Proprietà e Benefici della Mela

  • La mela aiuta a combattere il colesterolo grazie alla fibra solubile di cui è ricca, la pectina.
  • Favorisce la diuresi eliminando le scorie dell'organismo ed è indicata nel caso di disordini intestinali.
  • Una mela cotta può essere più digeribile e favorisce a sua volta la digestione.
  • Agisce in modo ancora più benefico sull'intestino pigro favorendone il transito e agendo come antinfiammatorio.
  • La mela cotta è indicata quando siamo debilitati o convalescenti, va bene per gli anziani e per i bambini.

Ricordiamoci però che la cottura riduce la quantità di acqua della mela, aumentando la concentrazione zuccherina e diminuendo le proprietà benefiche del frutto. Va consumata dunque con moderazione, a colazione o come spuntino abbinandola, come ci suggeriva qui l'esperta, a grassi buoni, come la frutta secca, che rallentano l’assimilazione degli zuccheri a rapido assorbimento, oppure ad alimenti proteici come lo yogurt greco, che agevolano il senso di sazietà.

La mela ha un indice glicemico basso che si aggira intorno a 30. Aiuta chi ha il diabete. La mela con la buccia è un’ottima fonte di fibre insolubili che modulano bene l’assorbimento degli zuccheri. La buccia contiene la florizina, una sostanza che può ridurre i livelli di glucosio plasmatico in modo simile a quello degli inibitori dei cotrasportatori sodio-glucosio.

In quella cotta il 15% sono zuccheri. Con il minor contenuto calorico di circa 35 calorie ogni 100 grammi di prodotto, la mela verde Granny Smith presenta un IG molto basso. Per questo controlla la glicemia ed è indicata per prevenire il diabete. Per anni questa mela è stata l’unico frutto consigliato ai diabetici. Non contiene grassi e nemmeno proteine. Ha pochissime calorie. E’ ricca di sali minerali e vitamine del gruppo B.

Controindicazioni e Consigli

  • La mela cotta non è proprio ideale per chi ha la glicemia elevata.
  • Può mangiarsi a patto che non vi sia diarrea grave.
  • Mangiata in piccole porizioni può anche rimpiazzare il dolce nell’alimentazione del diabetico e dell’obeso.

Abbiamo capito quale frutta può mangiare un diabetico. Naturalmente queste sono indicazione di carattere generale. Il tuo medico o nutrizionista di fiducia potrà raccomandarti i comportamenti più adeguati in base alla tua situazione specifica.

Quando si parla di frutta e diabete spesso il rischio è quello di imbattersi in opinioni contrastanti su quali frutti mangiare. Il segreto per conciliare il consumo di frutta e il diabete è selezionare quei prodotti che contengono meno zuccheri e che hanno un basso indice glicemico.

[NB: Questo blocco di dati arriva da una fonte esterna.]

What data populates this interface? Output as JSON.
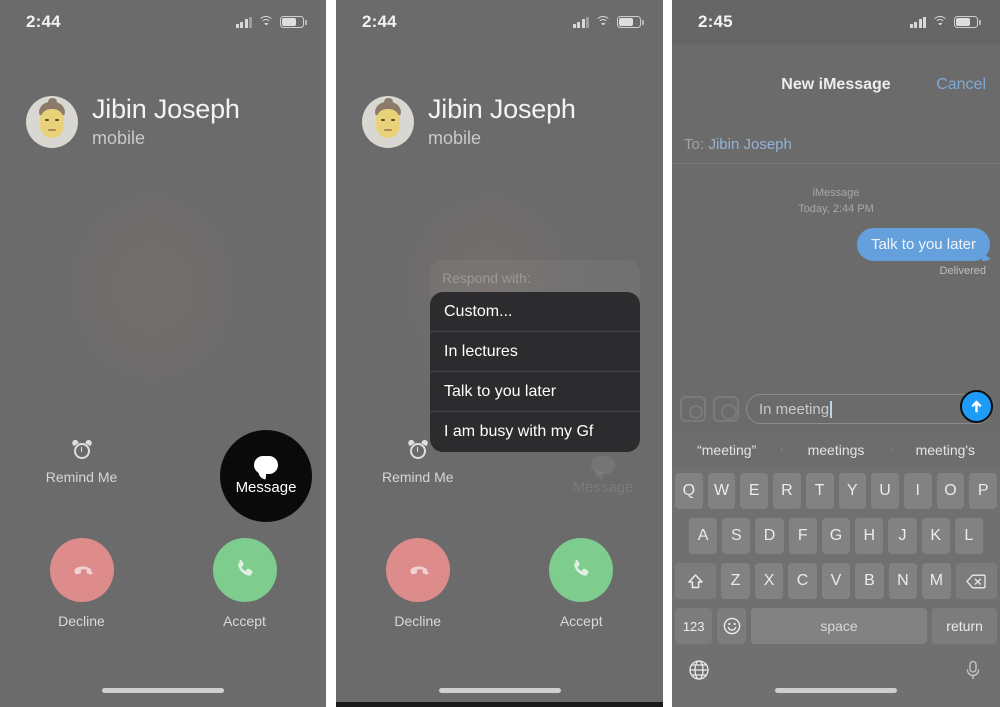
{
  "panels": [
    {
      "id": "incoming-call",
      "status": {
        "time": "2:44",
        "signal_icon": "cellular-signal-icon",
        "wifi_icon": "wifi-icon",
        "battery_icon": "battery-icon"
      },
      "caller": {
        "name": "Jibin Joseph",
        "label": "mobile",
        "avatar_icon": "memoji-avatar"
      },
      "actions": {
        "remind": {
          "label": "Remind Me",
          "icon": "alarm-clock-icon"
        },
        "message": {
          "label": "Message",
          "icon": "chat-bubble-icon"
        },
        "decline": {
          "label": "Decline",
          "icon": "phone-down-icon"
        },
        "accept": {
          "label": "Accept",
          "icon": "phone-icon"
        }
      }
    },
    {
      "id": "respond-with-sheet",
      "status": {
        "time": "2:44",
        "signal_icon": "cellular-signal-icon",
        "wifi_icon": "wifi-icon",
        "battery_icon": "battery-icon"
      },
      "caller": {
        "name": "Jibin Joseph",
        "label": "mobile",
        "avatar_icon": "memoji-avatar"
      },
      "sheet": {
        "header": "Respond with:",
        "options": [
          "Custom...",
          "In lectures",
          "Talk to you later",
          "I am busy with my Gf"
        ]
      },
      "actions": {
        "remind": {
          "label": "Remind Me",
          "icon": "alarm-clock-icon"
        },
        "message": {
          "label": "Message",
          "icon": "chat-bubble-icon"
        },
        "decline": {
          "label": "Decline",
          "icon": "phone-down-icon"
        },
        "accept": {
          "label": "Accept",
          "icon": "phone-icon"
        }
      }
    },
    {
      "id": "new-imessage",
      "status": {
        "time": "2:45",
        "signal_icon": "cellular-signal-icon",
        "wifi_icon": "wifi-icon",
        "battery_icon": "battery-icon"
      },
      "nav": {
        "title": "New iMessage",
        "cancel": "Cancel"
      },
      "to": {
        "label": "To:",
        "value": "Jibin Joseph"
      },
      "thread": {
        "service": "iMessage",
        "timestamp": "Today, 2:44 PM",
        "bubble": "Talk to you later",
        "receipt": "Delivered"
      },
      "compose": {
        "camera_icon": "camera-icon",
        "apps_icon": "app-store-icon",
        "value": "In meeting",
        "send_icon": "send-arrow-up-icon"
      },
      "suggestions": [
        "“meeting”",
        "meetings",
        "meeting's"
      ],
      "keyboard": {
        "row1": [
          "Q",
          "W",
          "E",
          "R",
          "T",
          "Y",
          "U",
          "I",
          "O",
          "P"
        ],
        "row2": [
          "A",
          "S",
          "D",
          "F",
          "G",
          "H",
          "J",
          "K",
          "L"
        ],
        "row3": [
          "Z",
          "X",
          "C",
          "V",
          "B",
          "N",
          "M"
        ],
        "shift_icon": "shift-arrow-icon",
        "delete_icon": "backspace-icon",
        "numbers_key": "123",
        "emoji_icon": "emoji-smiley-icon",
        "space_key": "space",
        "return_key": "return",
        "globe_icon": "globe-icon",
        "mic_icon": "microphone-icon"
      }
    }
  ],
  "colors": {
    "accept_green": "#7fcd8e",
    "decline_red": "#dd8b8b",
    "message_black": "#0a0a0a",
    "bubble_blue": "#64a0dc",
    "send_blue": "#1d9bf6",
    "menu_dark": "#2c2c2e",
    "screen_gray": "#6b6b6b"
  }
}
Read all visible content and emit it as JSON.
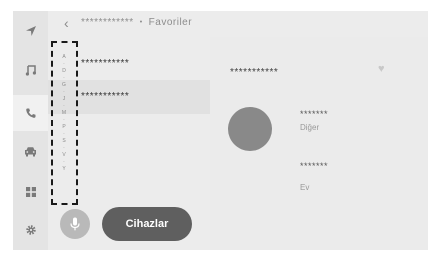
{
  "header": {
    "title": "************",
    "separator": "•",
    "tab": "Favoriler"
  },
  "nav": {
    "items": [
      "navigation-icon",
      "music-icon",
      "phone-icon",
      "car-icon",
      "apps-icon",
      "settings-icon"
    ],
    "active_index": 2
  },
  "contacts": [
    {
      "name": "***********"
    },
    {
      "name": "***********"
    }
  ],
  "alphabet_index": [
    "A",
    "·",
    "D",
    "·",
    "G",
    "·",
    "J",
    "·",
    "M",
    "·",
    "P",
    "·",
    "S",
    "·",
    "V",
    "·",
    "Y"
  ],
  "detail": {
    "name": "***********",
    "numbers": [
      {
        "number": "*******",
        "label": "Diğer"
      },
      {
        "number": "*******",
        "label": "Ev"
      }
    ]
  },
  "bottom": {
    "mic_icon": "microphone-icon",
    "devices_label": "Cihazlar"
  },
  "colors": {
    "screen_bg": "#ececec",
    "nav_bg": "#e4e4e4",
    "button_dark": "#5f5f5f",
    "avatar": "#898989",
    "highlight_border": "#1a1a1a"
  }
}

Esistono oggi molte evidenze scientifiche che indicano che il consumo di mele e di derivati dalle mele (estratti e succhi) possono ridurre il rischio di malattie non trasmissibili (tumori, malattie cardiovascolari, asma, morbo di Alzheimer, diabete tipo 2, obesità etc) attraverso diversi meccanismi dovuti alle loro proprietà antinfiammatorie, antiossidanti, antiproliferative per citare le principali. Inoltre è stato accertato che il consumo regolare di mele e di prodotti derivati riduce l’ossidazione dei lipidi e migliorano i livelli di colesterolo.

È importante fare attenzione al consumo di frutta dopo un pasto già ricco di carboidrati. Se si mangia la pizza e poi una coppetta di fragole e dopo il pasto la glicemia risulta alta non è colpa delle fragole ma della grande quantità di carboidrati assunti con la pizza. Stessa cosa se nel pasto si è consumata una porzione generosa di pasta e/o pane. Può capitare che il diabetico verifichi la glicemia alta e che ne attribuisca la causa alla frutta. In realtà è il carico glicemico del pasto ad essere stato eccessivo.

In conclusione, la mela cotta può essere una scelta deliziosa e salutare per le persone con diabete, in quanto il processo di cottura può contribuire a ridurre l’indice glicemico del frutto. Tuttavia, è importante ricordare di consumarla con moderazione e all’interno di un’alimentazione equilibrata.